>The proposed rules by the US Treasury Department and the Internal Revenue Service, IRS REG-114726-04, indicate that phased retirement benefits could not be paid before an employee reaches age 59 ½, Thompson.com reported. Profit-sharing and 401(k) plans could either provide for the same phased retirement rules that are proposed in these regulations or provide for other partial or full in-service distributions to be available after attainment of age 59½, under the plan. However, eligible 457 governmental plans could not provide for payments to be made before the earlier of severance from employment or age 70 1/2.
>The proposed regulations generally require that all early retirement benefits, retirement-type subsidies and optional forms of benefit available upon full retirement also be available in a phased retirement scenario. However, the proposal would bar payments in the form of a single-sum distribution (or other eligible rollover distribution) to prevent a premature benefit distribution. Also, they do not allow key employees to participate in phased retirement.
>According to the Thompson.com report, here’s how the system would work:
>Employees who are at or near eligibility for retirement could elect a reduced schedule or workload. The employer would benefit by keeping an experienced employee and the employee could continue active employment with greater flexibility and time away from work.
>A phased retirement employee would have a dual status, under which the employee would be treated as retired to the extent of the reduction in hours and treated as working to the extent of the employee’s continued work with the employer. Employer and employee would have to enter into an agreement, in good faith, under which the employee would reduce by 20% or more the number of hours the employee works during the phased retirement period.
>There would be periodic testing to make sure that phased retirement employees are in fact working at the reduced schedule. So, unless an exception applies, a plan would have to annually compare the number of hours actually worked by an employee during a testing period and the number of hours the employee was reasonably expected to work. If the actual hours worked prove to be materially greater than the number expected, the employee’s phased retirement benefit would be reduced prospectively, according to the Thompson report.

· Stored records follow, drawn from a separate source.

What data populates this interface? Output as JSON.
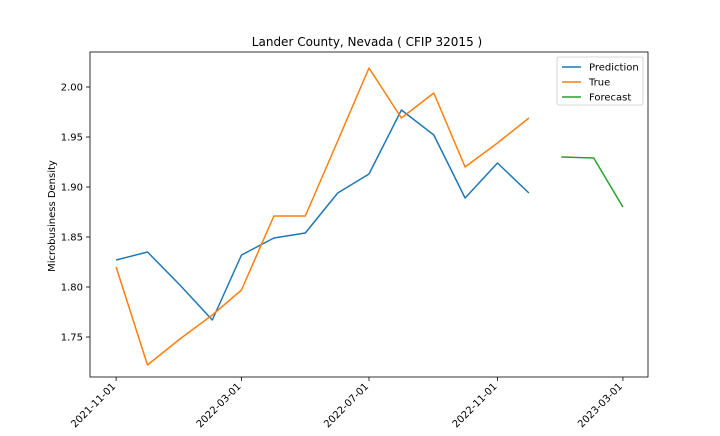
{
  "chart_data": {
    "type": "line",
    "title": "Lander County, Nevada ( CFIP 32015 )",
    "xlabel": "",
    "ylabel": "Microbusiness Density",
    "ylim": [
      1.71,
      2.035
    ],
    "xlim": [
      "2021-10-07",
      "2023-03-25"
    ],
    "x_ticks": [
      "2021-11-01",
      "2022-03-01",
      "2022-07-01",
      "2022-11-01",
      "2023-03-01"
    ],
    "y_ticks": [
      1.75,
      1.8,
      1.85,
      1.9,
      1.95,
      2.0
    ],
    "y_tick_labels": [
      "1.75",
      "1.80",
      "1.85",
      "1.90",
      "1.95",
      "2.00"
    ],
    "grid": false,
    "legend_position": "top-right",
    "series": [
      {
        "name": "Prediction",
        "color": "#1f77b4",
        "x": [
          "2021-11-01",
          "2021-12-01",
          "2022-01-01",
          "2022-02-01",
          "2022-03-01",
          "2022-04-01",
          "2022-05-01",
          "2022-06-01",
          "2022-07-01",
          "2022-08-01",
          "2022-09-01",
          "2022-10-01",
          "2022-11-01",
          "2022-12-01"
        ],
        "values": [
          1.827,
          1.835,
          1.802,
          1.767,
          1.832,
          1.849,
          1.854,
          1.894,
          1.913,
          1.977,
          1.952,
          1.889,
          1.924,
          1.894
        ]
      },
      {
        "name": "True",
        "color": "#ff7f0e",
        "x": [
          "2021-11-01",
          "2021-12-01",
          "2022-01-01",
          "2022-02-01",
          "2022-03-01",
          "2022-04-01",
          "2022-05-01",
          "2022-06-01",
          "2022-07-01",
          "2022-08-01",
          "2022-09-01",
          "2022-10-01",
          "2022-11-01",
          "2022-12-01"
        ],
        "values": [
          1.82,
          1.722,
          1.748,
          1.772,
          1.797,
          1.871,
          1.871,
          1.946,
          2.019,
          1.969,
          1.994,
          1.92,
          1.944,
          1.969
        ]
      },
      {
        "name": "Forecast",
        "color": "#2ca02c",
        "x": [
          "2023-01-01",
          "2023-02-01",
          "2023-03-01"
        ],
        "values": [
          1.93,
          1.929,
          1.88
        ]
      }
    ]
  }
}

>Such a cutback would also have to happen if the employee’s work hours exceed either 133-1/3% of the anticipated work schedule or 90% of a full-time schedule. This annual comparison would not be required after the employee is within three months of attaining normal retirement age or if the employee’s compensation does not exceed pay at an ordinary full-time rate for the employee’s expected work schedule. Further, no such testing would apply for the first year of an employee’s phased retirement or if the employee agreed to fully retire within two years.
>The new rules follow an IRS request for public comment on the concept in 2002.